Initially it was thought the anthrax went to a small number of labs. But the more authorities investigate, the bigger the problem becomes. On Wednesday the U.S. Department of Defence acknowledged that more than four dozen laboratories in the U.S. and abroad were sent the faulty kits. And the investigation is not over.

Three of the kits came to Canada, with two going to a Department of National Defence facility in Suffield, Alta., and one to the National Microbiology Laboratory in Winnipeg. Federal officials said Tuesday none of the kits had been used in more than five years and all were in secure storage.

The earlier test kit debacle was bigger, and potentially much more serious a threat.

In April 2005 somewhere between 4,700 and 5,700 laboratories in 18 countries, including Canada, were told to destroy part of a proficiency test kit they received from the College of American Pathologists.

The problem: The kits contained a vial of an unspecified live influenza virus that labs were meant to try to identify. It was actually H2N2, which caused the 1957 pandemic known as the Asian flu.

The influenza A virus circulated for nine years and then disappeared when the virus responsible for the 1968 pandemic -- H3N2 -- displaced it.

Many people born before 1968 would have been infected by H2N2 and therefore would have some antibodies to protect against it.
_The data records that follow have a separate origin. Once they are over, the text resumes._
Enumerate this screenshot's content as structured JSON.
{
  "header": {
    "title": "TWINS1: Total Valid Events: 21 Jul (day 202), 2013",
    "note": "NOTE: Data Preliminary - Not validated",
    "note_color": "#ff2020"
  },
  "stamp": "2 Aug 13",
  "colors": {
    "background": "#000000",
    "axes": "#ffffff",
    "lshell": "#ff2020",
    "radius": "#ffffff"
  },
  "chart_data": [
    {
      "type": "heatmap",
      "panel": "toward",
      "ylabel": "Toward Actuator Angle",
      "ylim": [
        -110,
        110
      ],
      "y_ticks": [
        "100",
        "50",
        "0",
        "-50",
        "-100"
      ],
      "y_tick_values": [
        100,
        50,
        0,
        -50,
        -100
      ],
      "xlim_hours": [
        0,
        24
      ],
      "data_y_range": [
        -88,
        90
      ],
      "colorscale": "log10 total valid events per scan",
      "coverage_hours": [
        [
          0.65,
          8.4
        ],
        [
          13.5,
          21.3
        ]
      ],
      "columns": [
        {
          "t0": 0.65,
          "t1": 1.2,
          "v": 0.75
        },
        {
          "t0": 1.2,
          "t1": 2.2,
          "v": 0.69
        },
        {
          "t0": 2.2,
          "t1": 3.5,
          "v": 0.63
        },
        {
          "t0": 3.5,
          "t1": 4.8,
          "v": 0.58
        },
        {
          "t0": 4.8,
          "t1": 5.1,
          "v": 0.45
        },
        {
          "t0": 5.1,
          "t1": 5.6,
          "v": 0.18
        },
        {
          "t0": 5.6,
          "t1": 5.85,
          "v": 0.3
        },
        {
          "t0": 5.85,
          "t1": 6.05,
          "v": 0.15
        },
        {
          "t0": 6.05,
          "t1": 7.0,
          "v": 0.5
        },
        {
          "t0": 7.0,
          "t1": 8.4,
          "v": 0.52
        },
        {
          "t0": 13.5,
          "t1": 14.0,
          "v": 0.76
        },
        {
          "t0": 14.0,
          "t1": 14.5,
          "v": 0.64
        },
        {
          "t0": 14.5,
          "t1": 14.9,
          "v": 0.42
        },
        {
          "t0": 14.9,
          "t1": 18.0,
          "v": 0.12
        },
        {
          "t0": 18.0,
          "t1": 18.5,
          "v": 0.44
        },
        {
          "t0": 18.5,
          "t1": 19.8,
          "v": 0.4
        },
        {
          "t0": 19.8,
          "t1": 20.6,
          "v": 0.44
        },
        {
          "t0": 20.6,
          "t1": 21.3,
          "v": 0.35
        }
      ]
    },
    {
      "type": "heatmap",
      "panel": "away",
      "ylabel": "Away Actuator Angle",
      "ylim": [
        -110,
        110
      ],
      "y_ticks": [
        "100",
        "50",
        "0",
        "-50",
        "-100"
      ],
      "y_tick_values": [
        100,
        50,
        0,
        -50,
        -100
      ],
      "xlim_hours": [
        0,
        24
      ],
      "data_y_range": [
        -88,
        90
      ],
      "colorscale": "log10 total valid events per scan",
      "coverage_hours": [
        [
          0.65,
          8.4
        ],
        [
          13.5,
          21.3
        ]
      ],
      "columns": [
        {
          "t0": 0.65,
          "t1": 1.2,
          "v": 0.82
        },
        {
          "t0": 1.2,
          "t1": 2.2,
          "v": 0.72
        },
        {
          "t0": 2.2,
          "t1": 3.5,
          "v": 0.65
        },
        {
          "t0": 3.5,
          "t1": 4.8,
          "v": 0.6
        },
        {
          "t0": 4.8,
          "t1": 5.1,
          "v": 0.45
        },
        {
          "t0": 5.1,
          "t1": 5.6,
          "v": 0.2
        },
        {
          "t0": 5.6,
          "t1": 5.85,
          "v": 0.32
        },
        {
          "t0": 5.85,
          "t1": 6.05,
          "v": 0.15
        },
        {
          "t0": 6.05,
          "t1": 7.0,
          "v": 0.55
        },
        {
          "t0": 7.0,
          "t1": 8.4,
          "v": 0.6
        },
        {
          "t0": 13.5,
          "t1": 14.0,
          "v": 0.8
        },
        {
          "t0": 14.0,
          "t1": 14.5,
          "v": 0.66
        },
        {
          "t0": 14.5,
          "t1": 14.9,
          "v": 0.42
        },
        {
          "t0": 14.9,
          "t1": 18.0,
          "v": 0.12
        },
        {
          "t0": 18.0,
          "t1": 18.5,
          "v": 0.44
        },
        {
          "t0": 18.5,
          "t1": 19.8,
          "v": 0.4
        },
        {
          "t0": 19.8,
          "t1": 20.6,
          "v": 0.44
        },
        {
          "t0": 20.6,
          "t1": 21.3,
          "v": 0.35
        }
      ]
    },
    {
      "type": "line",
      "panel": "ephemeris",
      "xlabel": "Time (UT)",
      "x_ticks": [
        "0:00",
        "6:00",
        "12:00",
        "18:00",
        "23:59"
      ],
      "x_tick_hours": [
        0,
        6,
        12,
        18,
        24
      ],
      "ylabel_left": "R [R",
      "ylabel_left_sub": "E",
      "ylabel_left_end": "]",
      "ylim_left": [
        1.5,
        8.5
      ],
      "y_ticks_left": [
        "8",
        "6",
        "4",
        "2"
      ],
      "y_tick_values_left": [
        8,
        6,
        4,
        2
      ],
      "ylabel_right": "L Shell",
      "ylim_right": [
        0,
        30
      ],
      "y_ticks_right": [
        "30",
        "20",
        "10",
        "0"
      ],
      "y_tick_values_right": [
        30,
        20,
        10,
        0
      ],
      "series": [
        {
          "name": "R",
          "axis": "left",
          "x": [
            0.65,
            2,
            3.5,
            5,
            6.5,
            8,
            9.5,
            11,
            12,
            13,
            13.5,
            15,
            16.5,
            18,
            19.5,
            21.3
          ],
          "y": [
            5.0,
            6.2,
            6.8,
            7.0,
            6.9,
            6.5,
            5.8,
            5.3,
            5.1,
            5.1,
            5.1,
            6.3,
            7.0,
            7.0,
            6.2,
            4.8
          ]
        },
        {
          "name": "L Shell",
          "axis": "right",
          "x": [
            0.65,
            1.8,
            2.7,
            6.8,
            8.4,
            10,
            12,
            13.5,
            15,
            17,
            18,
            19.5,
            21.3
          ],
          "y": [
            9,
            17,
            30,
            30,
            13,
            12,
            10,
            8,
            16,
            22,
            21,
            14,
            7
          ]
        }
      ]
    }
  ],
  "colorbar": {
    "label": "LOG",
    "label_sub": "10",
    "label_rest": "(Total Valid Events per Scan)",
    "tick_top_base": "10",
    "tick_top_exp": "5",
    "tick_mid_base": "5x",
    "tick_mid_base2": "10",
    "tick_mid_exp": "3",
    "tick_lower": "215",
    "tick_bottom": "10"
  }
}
But anyone born after 1968 -- in 2005 that meant anyone under age 36 or 37 -- would have had no protection against the virus.

If someone working with the unlabelled virus had contracted H2N2 and transmitted it to others, the virus could have taken off and triggered a global wave of flu infections and deaths.

The head of the World Health Organization's global pandemic program said at the time that while the mistake had the potential to trigger a global health emergency, a number of bad breaks would have had to happen to trigger disaster.

But it was lab error that led to the discovery in the first place. A B.C. lab that had received one of the kits informed the national laboratory that someone in that province had tested positive for H2N2. The B.C. lab thought it had spotted the re-emergence of the virus.

Investigation at the time revealed that the H2N2 virus had not come from a patient. The patient's sample had been contaminated with virus from the vial in the proficiency kit.

"People who should know better make mistakes," Krajden says.

"So I think the concern is figuring out how you prevent this kind of stuff from occurring."